文劇4から、私は、シンプルに「前を向く」事を受け取りました。悲鳴のような文劇3、泣きながら歩いた帰路は忘れられません。深く、記憶に、心に残っています。傷をつけられた事が、それでも嬉しかった舞台です。だけど、舞台は本来楽しい場所なんだと、文劇4は教えてくれました。文劇4では、それを思いだして、楽しんで欲しい。そういう風に受け取りました。

それでも、九日の夜には、残りの東京公演が、全て中止になる事が発表されました。願えば叶う、というものでもありませんでした。東京楽も、チケットがありました。太宰をイメージした、着物の装いで向かうつもりでした。本当に、とても楽しみにしていたので、何も手に着かなくて、だけど眠る事も、その時は配信の映像も見る事が出来ずにいました。楽しかった分、ショックも大きかったです。もっと、落ち着いて、劇場でもう一度、文劇4が見たかった。それが本心です。だけど、それは難しい事でもあります。幕が開くだけでも、何度か公演ができるだけでも、配信映像があるだけでも、「まし」なのです。だから、一度、観に行けただけでも。そう何度も思うのに、悲しくてたまりません。
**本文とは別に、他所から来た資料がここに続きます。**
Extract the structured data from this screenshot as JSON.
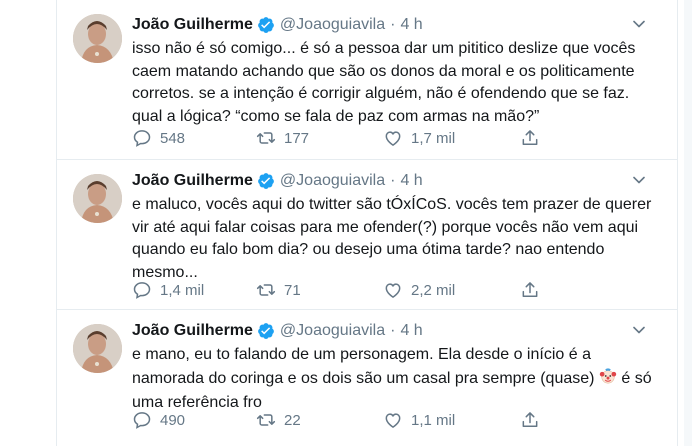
{
  "tweets": [
    {
      "name": "João Guilherme",
      "handle": "@Joaoguiavila",
      "separator": "·",
      "time": "4 h",
      "text": "isso não é só comigo... é só a pessoa dar um pititico deslize que vocês\ncaem matando achando que são os donos da moral e os politicamente\ncorretos. se a intenção é corrigir alguém, não é ofendendo que se faz.\nqual a lógica? “como se fala de paz com armas na mão?”",
      "replies": "548",
      "retweets": "177",
      "likes": "1,7 mil"
    },
    {
      "name": "João Guilherme",
      "handle": "@Joaoguiavila",
      "separator": "·",
      "time": "4 h",
      "text": "e maluco, vocês aqui do twitter são tÓxÍCoS. vocês tem prazer de querer\nvir até aqui falar coisas para me ofender(?) porque vocês não vem aqui\nquando eu falo bom dia? ou desejo uma ótima tarde? nao entendo\nmesmo...",
      "replies": "1,4 mil",
      "retweets": "71",
      "likes": "2,2 mil"
    },
    {
      "name": "João Guilherme",
      "handle": "@Joaoguiavila",
      "separator": "·",
      "time": "4 h",
      "text_before_emoji": "e mano, eu to falando de um personagem. Ela desde o início é a\nnamorada do coringa e os dois são um casal pra sempre (quase) ",
      "emoji": "clown-face",
      "text_after_emoji": " é só\numa referência fro",
      "replies": "490",
      "retweets": "22",
      "likes": "1,1 mil"
    }
  ],
  "colors": {
    "text": "#14171a",
    "secondary": "#657786",
    "verified": "#1da1f2",
    "border": "#e6ecf0"
  }
}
楽しかったのです。手放しで、そう言えてしまったのです。何かを考える、よりも先に、楽しい時間を過ごせたと、思える舞台でした。それだけ、この先も憶えていたいです。きっと、沢山の人達が、あの時間のために、その何倍以上の時間を、かけてくださった人達がいるのです。


大阪に無事に幕が開く事を祈ります。どうか、舞台に、何があるのか。それを知ってる方々の、思いが、良きものとして残りますように。大阪で観劇する皆様の、感想を待ち遠しくしています。


2022.2.10


二月十四日、文劇4の公演が、大阪公演の幕が、どうにか開く事が決まりました。それを知って、あまりの安堵に涙して、どうか千秋楽をと祈っています。
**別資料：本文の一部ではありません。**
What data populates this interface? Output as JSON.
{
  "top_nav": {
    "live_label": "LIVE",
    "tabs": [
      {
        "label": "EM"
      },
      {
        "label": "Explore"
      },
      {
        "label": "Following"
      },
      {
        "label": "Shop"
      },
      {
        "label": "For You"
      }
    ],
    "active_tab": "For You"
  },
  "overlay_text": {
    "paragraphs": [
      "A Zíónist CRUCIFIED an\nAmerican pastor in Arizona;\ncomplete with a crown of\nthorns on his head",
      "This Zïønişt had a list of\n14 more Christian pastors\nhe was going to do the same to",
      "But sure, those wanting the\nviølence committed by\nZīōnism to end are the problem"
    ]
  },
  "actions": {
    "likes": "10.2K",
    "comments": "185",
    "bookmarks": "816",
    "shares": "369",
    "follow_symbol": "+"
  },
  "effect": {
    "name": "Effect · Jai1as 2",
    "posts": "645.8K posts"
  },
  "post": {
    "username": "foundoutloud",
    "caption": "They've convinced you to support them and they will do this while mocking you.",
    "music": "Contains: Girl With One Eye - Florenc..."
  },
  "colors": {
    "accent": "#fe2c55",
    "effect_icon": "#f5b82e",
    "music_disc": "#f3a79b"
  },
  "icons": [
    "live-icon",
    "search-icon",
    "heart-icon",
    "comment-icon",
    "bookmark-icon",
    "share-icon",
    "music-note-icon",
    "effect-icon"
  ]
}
こんな事は、ずっと前から人々が、直面した人もそうでなくても知っている事なのですが、私はいつも自分の側の事でしかこんな風に感じる事が出来ないので、今ようやく、文化芸術がそこに在るのだという事を、消えていないのだと、辛い事態になっても立ちあがってくれるのだという事を痛感しました。絶対に、消えない、きっと誰も諦めていないのです。確かに全公演がなくなった舞台もあります。私は、一度、企画自体が延期になった舞台がありました。今年、その舞台は公演が決まりました。生み出す事、生み出されるもの、それはきっと、ずっと、続いていきます。人間がいる限り、文化芸術の灯は消えません。ようやく、理解できました。

私をここまで連れて来てくれた、文豪とアルケミストの舞台が。きっと、ずっと、その灯を消さずに私の道を照らしてくれる事、人々の心を温めてくれる事を、信じています。

あなたがいてよかったと、本当に思っています。無事に千秋楽を迎えられますよう、歩いて行ってください。